LinearSolve.jl: High-Performance Unified Linear Solvers
LinearSolve.jl is a unified interface for the linear solving packages of Julia. It interfaces with other packages of the Julia ecosystem to make it easy to test alternative solver packages and pass small types to control algorithm swapping. It also interfaces with the ModelingToolkit.jl world of symbolic modeling to allow for automatically generating high-performance code.

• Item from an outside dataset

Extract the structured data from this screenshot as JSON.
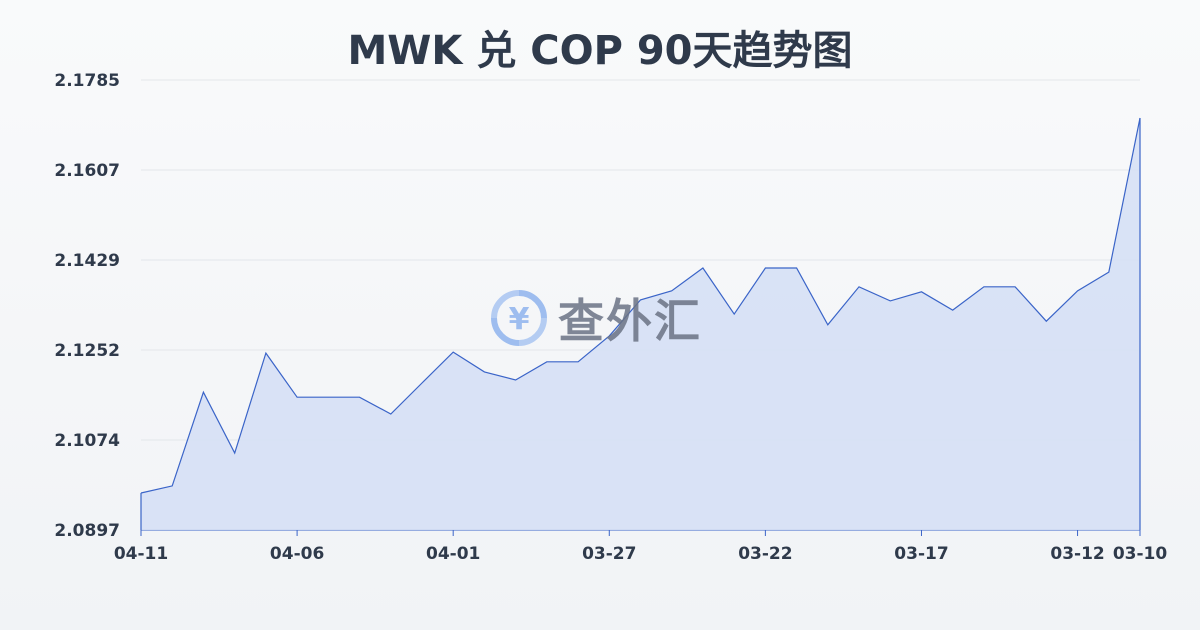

Performance is key: the current methods are made to be highly performant on scalar and statically sized small problems, with options for large-scale systems. If you run into any performance issues, please file an issue.
Installation
To install LinearSolve.jl, use the Julia package manager:
using Pkg
Pkg.add("LinearSolve")
Contributing
- Please refer to the SciML ColPrac: Contributor's Guide on Collaborative Practices for Community Packages for guidance on PRs, issues, and other matters relating to contributing to ModelingToolkit.
- There are a few community forums:
- the #diffeq-bridged channel in the Julia Slack
- JuliaDiffEq on Gitter
- on the Julia Discourse forums
- see also SciML Community page
Roadmap
Wrappers for every linear solver in the Julia language is on the roadmap. If there are any important ones that are missing that you would like to see added, please open an issue. The current algorithms should support automatic differentiation. Pre-defined preconditioners would be a welcome addition.